Constipation risk for kids who avoid veg

  • Deborah Condon

Primary school children who do not like eating fruits and vegetables are 13 times more likely to develop constipation than children who do, the results of a new study indicate.

Researchers studied the diet and toilet habits of 383 children aged between eight and 10 in Hong Kong.

According to the team, a number of studies have suggested that functional constipation - which is due to dietary habits, environmental habits and psychosocial factors rather than a particular health problem - is getting worse among school-age children.

"It is estimated that functional constipation accounts for 95% of cases of constipation affecting children once they pass infancy. The condition has serious consequences, as it can cause a wide range of distressing emotional and physical problems such as stress, soiling, problems at school, damaged self-confidence and reduced social interaction," explained one of the lead researchers, Dr Moon Fai Chan of the National University of Singapore.

The study found that 7% of the children who took part suffered from functional constipation and there were clear dietary differences between the children who did and did not have problems.

Those who did not like fruit or vegetables were 13 times more likely to suffer from functional constipation than children who did.

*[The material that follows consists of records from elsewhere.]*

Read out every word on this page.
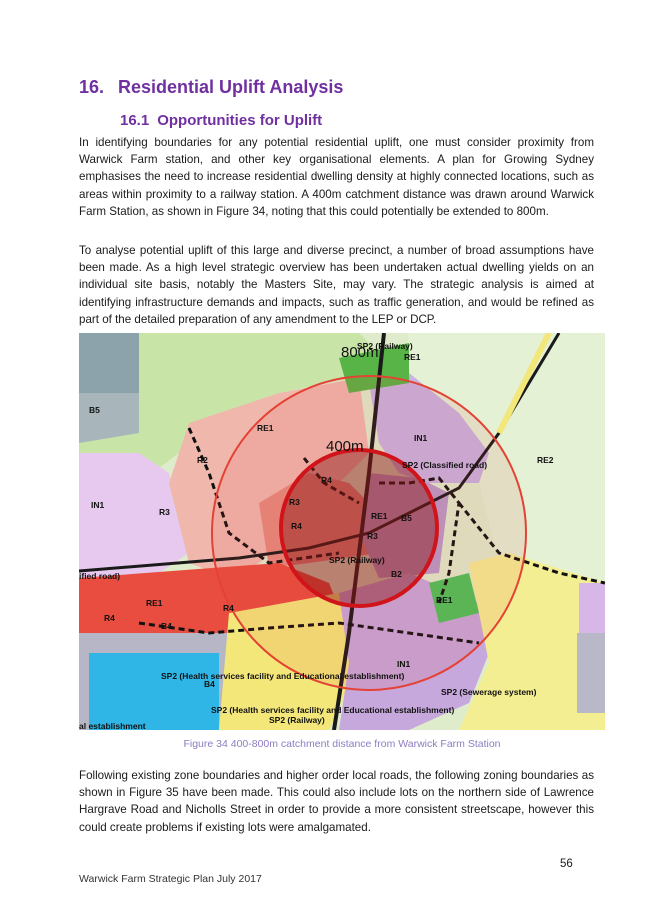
16. Residential Uplift Analysis
16.1 Opportunities for Uplift
In identifying boundaries for any potential residential uplift, one must consider proximity from Warwick Farm station, and other key organisational elements. A plan for Growing Sydney emphasises the need to increase residential dwelling density at highly connected locations, such as areas within proximity to a railway station. A 400m catchment distance was drawn around Warwick Farm Station, as shown in Figure 34, noting that this could potentially be extended to 800m.
To analyse potential uplift of this large and diverse precinct, a number of broad assumptions have been made. As a high level strategic overview has been undertaken actual dwelling yields on an individual site basis, notably the Masters Site, may vary. The strategic analysis is aimed at identifying infrastructure demands and impacts, such as traffic generation, and would be refined as part of the detailed preparation of any amendment to the LEP or DCP.
800m
400m
SP2 (Railway)
RE1
B5
RE1
IN1
R2	SP2 (Classified road)	RE2
IN1
R3
R4
R4
R3
RE1 B5
R3
B2
SP2 (Railway)
ified road)
RE1	R4
R4
B4
RE1
IN1
SP2 (Health services facility and Educational establishment)
B4
SP2 (Sewerage system)
SP2 (Health services facility and Educational establishment)
SP2 (Railway)
al establishment
Figure 34 400-800m catchment distance from Warwick Farm Station
Following existing zone boundaries and higher order local roads, the following zoning boundaries as shown in Figure 35 have been made. This could also include lots on the northern side of Lawrence Hargrave Road and Nicholls Street in order to provide a more consistent streetscape, however this could create problems if existing lots were amalgamated.
56
Warwick Farm Strategic Plan July 2017
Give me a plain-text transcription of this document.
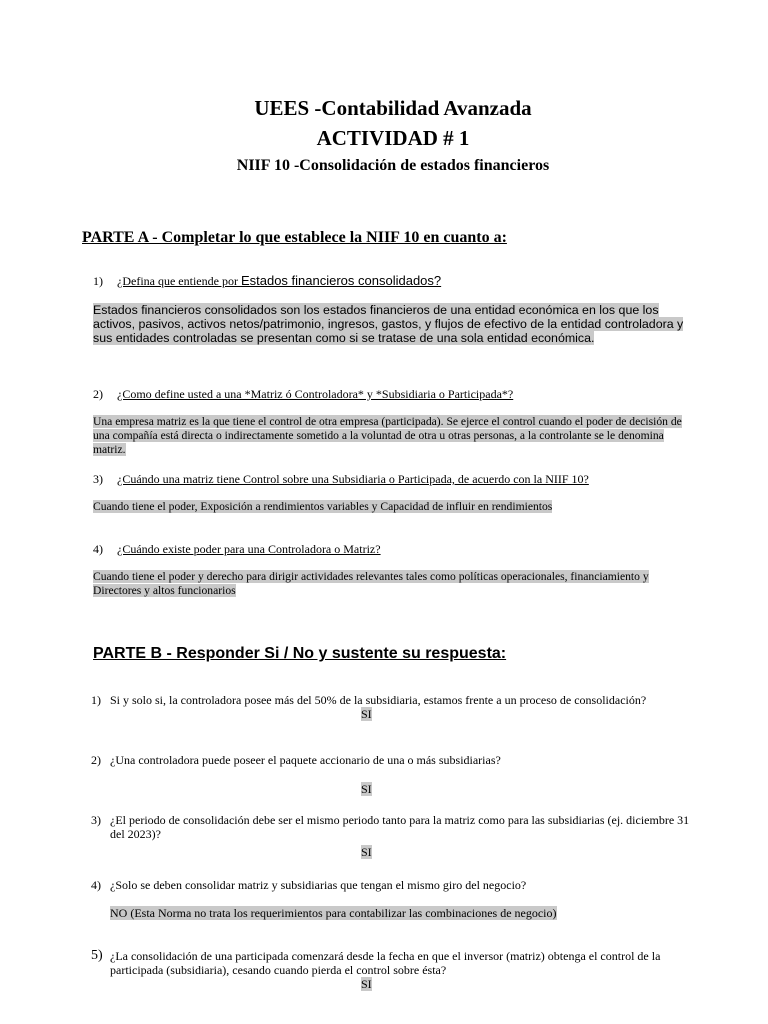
UEES -Contabilidad Avanzada
ACTIVIDAD # 1
NIIF 10 -Consolidación de estados financieros
PARTE A - Completar lo que establece la NIIF 10 en cuanto a:
1) ¿Defina que entiende por Estados financieros consolidados?
Estados financieros consolidados son los estados financieros de una entidad económica en los que los activos, pasivos, activos netos/patrimonio, ingresos, gastos, y flujos de efectivo de la entidad controladora y sus entidades controladas se presentan como si se tratase de una sola entidad económica.
2) ¿Como define usted a una *Matriz ó Controladora* y *Subsidiaria o Participada*?
Una empresa matriz es la que tiene el control de otra empresa (participada). Se ejerce el control cuando el poder de decisión de una compañía está directa o indirectamente sometido a la voluntad de otra u otras personas, a la controlante se le denomina matriz.
3) ¿Cuándo una matriz tiene Control sobre una Subsidiaria o Participada, de acuerdo con la NIIF 10?
Cuando tiene el poder, Exposición a rendimientos variables y Capacidad de influir en rendimientos
4) ¿Cuándo existe poder para una Controladora o Matriz?
Cuando tiene el poder y derecho para dirigir actividades relevantes tales como políticas operacionales, financiamiento y Directores y altos funcionarios
PARTE B - Responder Si / No y sustente su respuesta:
1) Si y solo si, la controladora posee más del 50% de la subsidiaria, estamos frente a un proceso de consolidación?
SI
2) ¿Una controladora puede poseer el paquete accionario de una o más subsidiarias?
SI
3) ¿El periodo de consolidación debe ser el mismo periodo tanto para la matriz como para las subsidiarias (ej. diciembre 31 del 2023)?
SI
4) ¿Solo se deben consolidar matriz y subsidiarias que tengan el mismo giro del negocio?
NO (Esta Norma no trata los requerimientos para contabilizar las combinaciones de negocio)
5) ¿La consolidación de una participada comenzará desde la fecha en que el inversor (matriz) obtenga el control de la participada (subsidiaria), cesando cuando pierda el control sobre ésta?
SI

Furthermore, those who only drank 200-400ml of fluid a day were eight times more likely to experience problems than children who drank 600-800ml, and 14 times more likely than children who drank a litre or more per day.

The study also found that girls were more likely to have functional constipation than boys (8.2% versus 6.6%) and nine-year-olds were more likely to report problems (13.3%) than eight-year-olds (10%) and ten-year-olds (5.2%).

The researchers made a number of suggestions to help tackle the problem, including:

-Parents need to be educated about functional constipation so that they can spot problems in their children and make sure that their diet provides sufficient fluid, vegetables and fruit.
- School tuck-shops/canteens should stock high-fibre snacks such as popcorn, fresh food and dried fruit, instead of crisps and sweets.
-Children should be encouraged to drink plain water during lessons and drinking fountains should be installed.

"We hope that this study will help to raise awareness of functional constipation, which can cause children real physical and emotional distress and seriously affect their quality of life," Dr Chan said.

Details of these findings are published in the Journal of Clinical Nursing.